Quel est l’apport de la communication numérique dans ce paysage médiatique varié ?

Aujourd’hui, la société est à l’ère de la communication numérique. Les moyens de communication traditionnels commencent à être dépassés. Notre communication doit être modernisée et éviter de tomber sous le joug du «Darwinisme digital». Cette nouvelle forme de communication présente l’avantage d’être propagée en un espace de temps très court. La cible de communication est constituée en majorité par des catégories jeunes dites «Digital natives», c’est-à-dire des jeunes nés avec le clavier entre les mains. Donc, pour toucher cette cible, il faut passer automatiquement par les réseaux sociaux et les blogs. Les moyens classiques de communication ne seront que complémentaires.

La conscientisation des citoyens vis-à-vis de la problématique environnementale, notamment au Djurdjura, promet-elle un développement durable de cette région qui constitue une «île continentale» et un hot spot de la biodiversité ?
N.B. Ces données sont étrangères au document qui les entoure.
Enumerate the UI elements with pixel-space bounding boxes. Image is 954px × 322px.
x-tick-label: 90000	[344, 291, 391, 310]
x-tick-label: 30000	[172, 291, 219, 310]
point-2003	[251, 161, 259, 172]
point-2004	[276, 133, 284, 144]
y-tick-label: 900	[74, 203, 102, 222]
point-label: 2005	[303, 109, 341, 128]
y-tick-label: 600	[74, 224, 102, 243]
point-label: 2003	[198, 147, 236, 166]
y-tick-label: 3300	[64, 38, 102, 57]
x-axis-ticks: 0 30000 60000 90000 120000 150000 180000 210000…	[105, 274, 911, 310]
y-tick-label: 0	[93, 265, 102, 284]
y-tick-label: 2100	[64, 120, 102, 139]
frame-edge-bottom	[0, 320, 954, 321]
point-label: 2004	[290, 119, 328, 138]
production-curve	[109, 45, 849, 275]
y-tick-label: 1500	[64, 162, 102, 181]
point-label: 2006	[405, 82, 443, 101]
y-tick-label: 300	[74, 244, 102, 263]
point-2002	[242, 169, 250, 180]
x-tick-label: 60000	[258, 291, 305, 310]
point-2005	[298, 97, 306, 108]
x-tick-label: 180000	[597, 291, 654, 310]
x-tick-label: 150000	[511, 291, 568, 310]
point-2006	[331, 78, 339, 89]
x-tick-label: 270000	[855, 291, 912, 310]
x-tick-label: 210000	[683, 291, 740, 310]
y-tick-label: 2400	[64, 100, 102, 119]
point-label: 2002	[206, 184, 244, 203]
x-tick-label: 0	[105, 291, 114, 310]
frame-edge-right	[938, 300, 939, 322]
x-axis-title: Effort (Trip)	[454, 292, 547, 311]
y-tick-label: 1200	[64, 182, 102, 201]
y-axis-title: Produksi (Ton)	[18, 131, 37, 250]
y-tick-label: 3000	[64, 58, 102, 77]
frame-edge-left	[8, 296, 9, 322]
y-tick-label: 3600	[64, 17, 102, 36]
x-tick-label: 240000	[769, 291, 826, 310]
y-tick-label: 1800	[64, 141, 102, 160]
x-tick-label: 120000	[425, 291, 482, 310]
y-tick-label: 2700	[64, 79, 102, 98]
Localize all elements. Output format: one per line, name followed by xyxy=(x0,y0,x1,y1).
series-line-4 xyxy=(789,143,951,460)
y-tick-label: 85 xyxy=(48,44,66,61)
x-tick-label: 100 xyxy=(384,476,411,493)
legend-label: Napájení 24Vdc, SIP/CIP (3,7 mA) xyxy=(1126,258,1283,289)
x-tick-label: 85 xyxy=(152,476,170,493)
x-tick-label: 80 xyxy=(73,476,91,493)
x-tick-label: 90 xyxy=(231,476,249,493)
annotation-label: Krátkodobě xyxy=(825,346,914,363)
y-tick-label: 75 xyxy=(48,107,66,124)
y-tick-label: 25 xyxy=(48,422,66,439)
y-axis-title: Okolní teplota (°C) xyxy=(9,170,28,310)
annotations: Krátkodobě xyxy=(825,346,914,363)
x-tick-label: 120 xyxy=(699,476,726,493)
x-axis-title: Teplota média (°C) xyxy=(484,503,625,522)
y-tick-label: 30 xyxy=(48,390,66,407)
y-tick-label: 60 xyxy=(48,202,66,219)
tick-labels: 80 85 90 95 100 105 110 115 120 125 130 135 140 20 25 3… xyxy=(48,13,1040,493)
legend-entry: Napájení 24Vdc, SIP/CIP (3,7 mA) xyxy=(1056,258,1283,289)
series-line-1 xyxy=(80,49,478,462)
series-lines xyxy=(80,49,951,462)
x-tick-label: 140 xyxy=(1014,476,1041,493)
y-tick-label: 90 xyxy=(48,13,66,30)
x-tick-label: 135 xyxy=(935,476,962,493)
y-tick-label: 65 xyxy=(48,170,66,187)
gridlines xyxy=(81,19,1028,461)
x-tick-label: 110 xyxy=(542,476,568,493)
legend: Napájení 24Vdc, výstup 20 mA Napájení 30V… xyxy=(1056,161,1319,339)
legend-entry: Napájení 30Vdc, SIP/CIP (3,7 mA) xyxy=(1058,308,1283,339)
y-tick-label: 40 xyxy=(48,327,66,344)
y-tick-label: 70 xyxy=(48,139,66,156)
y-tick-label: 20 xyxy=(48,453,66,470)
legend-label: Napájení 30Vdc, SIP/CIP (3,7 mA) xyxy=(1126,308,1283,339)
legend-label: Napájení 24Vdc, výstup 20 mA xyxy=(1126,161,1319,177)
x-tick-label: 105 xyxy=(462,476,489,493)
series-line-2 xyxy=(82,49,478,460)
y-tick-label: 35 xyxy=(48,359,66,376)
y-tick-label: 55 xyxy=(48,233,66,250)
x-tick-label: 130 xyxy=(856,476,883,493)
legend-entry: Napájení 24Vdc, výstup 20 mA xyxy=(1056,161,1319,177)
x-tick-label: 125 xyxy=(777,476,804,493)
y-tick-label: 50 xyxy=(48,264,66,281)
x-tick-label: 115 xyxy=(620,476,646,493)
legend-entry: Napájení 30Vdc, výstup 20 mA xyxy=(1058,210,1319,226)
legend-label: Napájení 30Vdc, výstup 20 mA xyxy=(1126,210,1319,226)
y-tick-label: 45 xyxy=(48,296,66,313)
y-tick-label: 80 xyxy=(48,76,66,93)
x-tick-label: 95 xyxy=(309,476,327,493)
L’avancée de la sensibilisation environnementale n’augure pas d’un espoir à la hauteur des attentes. Au rythme de la dégradation du milieu naturel, notamment au Djurdjura qui est un écosystème montagnard fragile et sujet aux effets néfastes du réchauffement climatique, les quelques actions sporadiques, mal encadrées et souvent conjoncturelles ne peuvent à elles seules conscientiser les esprits et anéantir la perturbation de l’intégrité éco-systémique du Djurdjura. Le site est en danger. Notons que les nouvelles orientations sur le développement touristique (zone d’extension) et l’avidité acharnée de certains pseudo-investisseurs, ne prédisent pas un horizon propice à la préservation de la nature, notamment si des mesures draconiennes, comme la répression et l’application strict des textes régissant le patrimoine forestier, ne sont pas accompagnées.